Marathon Monday is not just a day off at Boston University — it’s a campus-defining ritual. While runners chase records down Beacon Street, students fill the streets of Allston, celebrating the city they call home.
Two Instagram accounts, @slackerbu and @barstoolbu are right at the forefront to capture every second of the festivities. Barstool BU’s “Almost MarMon” series, including images of the heightened police presence in Allston, and Slacker’s broken-hearted post about the closure of Gardner Court, offer a behind-the-scenes look at BU student life on Patriot’s Day.

The content doesn’t stop on the third Monday of April, though.
These two student accounts have built followings as they chronicle the BU student experience, becoming the unofficial storytellers of life as a Terrier.
JT Drozd, a senior at BU, is one of two administrators behind the Barstool BU account.
In January 2024, he saw a job posting on the account and applied, later accepting the role of one of two account administrators.
Seth Culberson, a BU sophomore, saw the same posting at a meeting for his professional fraternity and was also accepted.
The current Slacker BU admin, who asked to remain anonymous due to fear of doxxing, said she became the manager of the account after a friend passed it on to her before graduating and has since managed the account for three years.
While the two accounts both share a look into student life, they do it in completely different ways.
A focus of the Barstool BU account is BU Athletics, specifically men’s and women’s hockey.
“Making sure we have full coverage of [BU hockey], really promoting that to the student body is our biggest concern,” Culberson said, adding that they try to cover other big on-campus news.
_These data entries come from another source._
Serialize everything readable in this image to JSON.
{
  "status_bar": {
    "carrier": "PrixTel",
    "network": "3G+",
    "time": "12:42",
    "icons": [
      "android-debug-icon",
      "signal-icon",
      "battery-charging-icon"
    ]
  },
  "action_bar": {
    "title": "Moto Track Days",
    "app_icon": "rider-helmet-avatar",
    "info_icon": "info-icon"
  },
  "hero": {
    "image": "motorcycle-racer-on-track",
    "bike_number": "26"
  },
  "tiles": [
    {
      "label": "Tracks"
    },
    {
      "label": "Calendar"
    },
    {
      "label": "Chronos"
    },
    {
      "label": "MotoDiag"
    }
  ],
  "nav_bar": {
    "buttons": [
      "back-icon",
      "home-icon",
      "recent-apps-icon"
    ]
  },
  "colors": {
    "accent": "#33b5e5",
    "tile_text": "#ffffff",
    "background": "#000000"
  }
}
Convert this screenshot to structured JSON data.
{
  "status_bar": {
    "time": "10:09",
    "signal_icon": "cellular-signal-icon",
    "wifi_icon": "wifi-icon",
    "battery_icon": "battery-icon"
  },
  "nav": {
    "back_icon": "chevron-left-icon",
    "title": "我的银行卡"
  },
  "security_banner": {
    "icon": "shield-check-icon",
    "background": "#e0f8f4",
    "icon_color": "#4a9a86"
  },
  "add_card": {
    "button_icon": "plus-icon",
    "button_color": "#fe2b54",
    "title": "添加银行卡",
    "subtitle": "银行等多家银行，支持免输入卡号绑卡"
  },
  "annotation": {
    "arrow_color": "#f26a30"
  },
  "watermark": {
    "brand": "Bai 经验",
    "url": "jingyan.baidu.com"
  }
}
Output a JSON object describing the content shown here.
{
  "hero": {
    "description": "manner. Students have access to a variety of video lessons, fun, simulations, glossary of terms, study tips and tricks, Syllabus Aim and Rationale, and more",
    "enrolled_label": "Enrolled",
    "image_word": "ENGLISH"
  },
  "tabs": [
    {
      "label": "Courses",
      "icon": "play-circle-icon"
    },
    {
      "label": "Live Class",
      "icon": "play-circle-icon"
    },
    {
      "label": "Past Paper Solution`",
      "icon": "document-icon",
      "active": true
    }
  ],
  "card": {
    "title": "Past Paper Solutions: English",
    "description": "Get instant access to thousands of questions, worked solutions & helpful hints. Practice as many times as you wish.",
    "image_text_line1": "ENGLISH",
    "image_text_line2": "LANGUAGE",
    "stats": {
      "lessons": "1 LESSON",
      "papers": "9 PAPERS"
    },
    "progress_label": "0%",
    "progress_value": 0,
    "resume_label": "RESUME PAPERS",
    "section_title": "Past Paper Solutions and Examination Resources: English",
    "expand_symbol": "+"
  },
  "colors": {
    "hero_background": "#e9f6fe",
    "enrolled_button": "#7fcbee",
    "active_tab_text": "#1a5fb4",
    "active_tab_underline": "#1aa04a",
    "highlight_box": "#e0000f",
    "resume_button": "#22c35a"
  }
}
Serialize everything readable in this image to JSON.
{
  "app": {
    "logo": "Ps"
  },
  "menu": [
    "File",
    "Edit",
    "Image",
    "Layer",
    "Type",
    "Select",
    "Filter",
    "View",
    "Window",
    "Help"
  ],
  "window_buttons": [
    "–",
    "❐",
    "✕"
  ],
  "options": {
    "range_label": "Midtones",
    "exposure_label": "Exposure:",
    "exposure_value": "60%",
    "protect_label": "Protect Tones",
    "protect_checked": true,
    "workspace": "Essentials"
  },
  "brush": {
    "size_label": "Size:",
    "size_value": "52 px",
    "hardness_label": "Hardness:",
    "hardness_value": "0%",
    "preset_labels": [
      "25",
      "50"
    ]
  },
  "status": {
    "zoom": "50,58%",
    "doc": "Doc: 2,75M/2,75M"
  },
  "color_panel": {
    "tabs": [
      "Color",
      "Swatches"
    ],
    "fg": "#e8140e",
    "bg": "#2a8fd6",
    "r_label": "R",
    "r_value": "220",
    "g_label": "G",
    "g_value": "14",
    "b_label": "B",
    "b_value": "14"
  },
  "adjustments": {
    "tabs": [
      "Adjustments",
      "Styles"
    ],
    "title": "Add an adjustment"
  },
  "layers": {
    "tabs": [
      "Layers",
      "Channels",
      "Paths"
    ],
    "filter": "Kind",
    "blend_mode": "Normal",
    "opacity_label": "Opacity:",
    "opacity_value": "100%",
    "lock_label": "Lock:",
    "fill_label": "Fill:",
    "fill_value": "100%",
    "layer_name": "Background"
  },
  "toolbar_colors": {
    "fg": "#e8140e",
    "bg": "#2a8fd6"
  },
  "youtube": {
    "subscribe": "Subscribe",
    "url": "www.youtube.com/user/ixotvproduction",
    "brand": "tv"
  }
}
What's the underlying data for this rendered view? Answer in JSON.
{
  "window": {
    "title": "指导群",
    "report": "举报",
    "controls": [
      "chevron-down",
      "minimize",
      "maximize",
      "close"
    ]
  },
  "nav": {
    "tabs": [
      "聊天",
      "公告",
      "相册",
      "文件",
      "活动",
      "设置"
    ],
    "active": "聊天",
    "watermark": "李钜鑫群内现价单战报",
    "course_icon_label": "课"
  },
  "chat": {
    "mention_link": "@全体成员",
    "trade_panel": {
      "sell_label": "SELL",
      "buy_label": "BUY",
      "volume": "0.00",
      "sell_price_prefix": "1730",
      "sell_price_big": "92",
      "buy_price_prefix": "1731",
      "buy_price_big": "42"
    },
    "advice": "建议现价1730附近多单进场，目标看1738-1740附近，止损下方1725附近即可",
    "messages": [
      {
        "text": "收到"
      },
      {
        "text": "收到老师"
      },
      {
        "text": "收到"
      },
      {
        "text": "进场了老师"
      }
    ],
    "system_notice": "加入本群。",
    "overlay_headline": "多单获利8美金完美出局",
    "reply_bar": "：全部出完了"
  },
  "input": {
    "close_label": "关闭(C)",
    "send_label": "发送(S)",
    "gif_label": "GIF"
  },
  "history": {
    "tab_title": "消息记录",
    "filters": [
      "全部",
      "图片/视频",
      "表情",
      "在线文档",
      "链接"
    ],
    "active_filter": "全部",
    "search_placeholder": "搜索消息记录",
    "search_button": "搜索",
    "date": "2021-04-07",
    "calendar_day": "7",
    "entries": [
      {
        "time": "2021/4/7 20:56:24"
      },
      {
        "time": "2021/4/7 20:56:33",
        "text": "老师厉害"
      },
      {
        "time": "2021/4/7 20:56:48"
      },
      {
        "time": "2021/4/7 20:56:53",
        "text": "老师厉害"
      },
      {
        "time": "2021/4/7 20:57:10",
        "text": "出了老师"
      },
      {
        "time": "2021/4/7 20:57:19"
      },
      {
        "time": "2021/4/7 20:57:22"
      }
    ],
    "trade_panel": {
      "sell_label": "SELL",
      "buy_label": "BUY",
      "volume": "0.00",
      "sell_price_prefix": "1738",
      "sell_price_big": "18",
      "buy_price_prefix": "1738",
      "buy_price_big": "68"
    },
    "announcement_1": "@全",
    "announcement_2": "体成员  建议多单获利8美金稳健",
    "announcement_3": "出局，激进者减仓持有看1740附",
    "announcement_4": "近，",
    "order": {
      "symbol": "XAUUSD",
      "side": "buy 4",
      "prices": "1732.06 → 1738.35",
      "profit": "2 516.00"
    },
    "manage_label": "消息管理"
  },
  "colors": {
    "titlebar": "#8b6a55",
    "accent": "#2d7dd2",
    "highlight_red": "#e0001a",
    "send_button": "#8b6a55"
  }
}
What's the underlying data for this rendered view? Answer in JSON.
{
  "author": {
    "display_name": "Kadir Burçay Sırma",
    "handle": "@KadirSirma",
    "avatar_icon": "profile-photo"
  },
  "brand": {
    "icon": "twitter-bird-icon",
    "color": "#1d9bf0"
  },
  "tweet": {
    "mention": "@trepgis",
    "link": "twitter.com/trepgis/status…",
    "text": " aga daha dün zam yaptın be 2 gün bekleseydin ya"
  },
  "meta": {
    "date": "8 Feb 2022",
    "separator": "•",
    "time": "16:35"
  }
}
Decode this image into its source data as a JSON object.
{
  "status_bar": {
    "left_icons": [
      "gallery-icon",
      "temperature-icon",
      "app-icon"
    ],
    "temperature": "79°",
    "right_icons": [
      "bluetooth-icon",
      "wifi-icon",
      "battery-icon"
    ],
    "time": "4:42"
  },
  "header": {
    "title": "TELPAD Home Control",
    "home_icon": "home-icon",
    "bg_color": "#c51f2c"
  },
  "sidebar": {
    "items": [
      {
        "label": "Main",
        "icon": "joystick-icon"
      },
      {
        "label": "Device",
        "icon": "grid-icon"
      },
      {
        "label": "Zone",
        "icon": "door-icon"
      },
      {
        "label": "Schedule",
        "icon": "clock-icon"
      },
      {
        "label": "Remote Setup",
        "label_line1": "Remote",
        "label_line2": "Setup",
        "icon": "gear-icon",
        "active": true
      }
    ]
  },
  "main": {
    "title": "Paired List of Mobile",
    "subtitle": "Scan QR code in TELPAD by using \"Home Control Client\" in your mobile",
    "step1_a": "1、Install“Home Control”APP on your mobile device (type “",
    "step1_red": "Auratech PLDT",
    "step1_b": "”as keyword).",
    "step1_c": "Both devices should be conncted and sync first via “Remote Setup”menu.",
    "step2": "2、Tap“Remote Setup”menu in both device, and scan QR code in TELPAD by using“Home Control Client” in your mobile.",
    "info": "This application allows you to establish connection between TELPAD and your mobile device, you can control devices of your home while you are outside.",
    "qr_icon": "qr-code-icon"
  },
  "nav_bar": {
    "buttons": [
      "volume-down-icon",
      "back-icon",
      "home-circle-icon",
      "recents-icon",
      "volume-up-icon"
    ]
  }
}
Culberson said managing the account is “nice, because we’re not like a news site, per se,” taking a more satirical approach to content, but not without students’ interests in mind.
“It was definitely a concern for us,” he said. “How do we kind of address what our student body is looking for?”
For Slacker BU, much of the content comes from BU students themselves.
“I genuinely do enjoy hearing what’s going on with students,” the admin said. “A lot of the questions that I post, I want people to engage with them, and I want them to share their experiences.”
She added that one of her favorite things about running the account is interacting with students on a daily basis, unlike most other BU-based accounts.
The admin described Slacker BU as “a random BU student who enjoys making people laugh through memes and self-deprecating humor,” but she also wants the account to be a space where people can ask questions.
“I want to be able to give [the audience] advice and help, because a lot of times people do message the account and ask for relationship advice or course advice or housing advice,” she said.
But balancing running a multi-thousand-follower Instagram account can be a heavy burden in addition to academics, a job, research and personal life.
“You can tell when it’s finals season, because me and [Culberson], we post a lot less,” Drozd said. “It’s somewhere between an internship and a hobby now.”
However, Culberson sees running the Barstool account as more of a job.
“You have to stay with the times, you have to know what’s going on on campus,” he said. “You can’t just go off the grid, which I would like to do sometimes, especially over breaks in the summer, when you have to be digging up content.”
Slacker BU’s different content style makes posting more enjoyable, the account admin said.
“Because it doesn’t feel like work, and because I’m not paid to do it, it’s just something that, if I have a creative idea, I’ll make a meme about it,” she said.
The Slacker admin said she has noticed a change in her content as she changed during her time at BU.
The correlation between content and identity is part of a much bigger story of social media engagement — one that extends beyond Boston and is being recognized by BU faculty.
Professor Michael Dodge, a lecturer in the Department of Mass Communication, Advertising and Public Relations, has been teaching at BU since 2009 and has noticed the effects of social media on student life through the breaks he provides students with during longer classes.
“I can remember some of the early years when I was teaching, I would get nervous sometimes because it would get so loud in the classroom, the conversations, the interactions among students,” he said. “Now we get to that break … oftentimes no one leaves the room. It’s silence. Everyone just pulls up their phones and engages with their phones.”
Dodge said there are both positives and negatives to social media shaping student identity.
“Of course, there’s problematic things in terms of identity, the norms, the pressures,” he said. But he also noted that “there’s a great opportunity for community building.”
Drozd also spoke to how deeply social media shapes everyday student life.
“In a lot of ways, social media is student culture,” Drozd said. “You can’t be at every frat party, you can’t be at every game, you can’t be in every class. So a lot of culture you see on social media, if you want to adhere to that culture, you have to learn from social media.”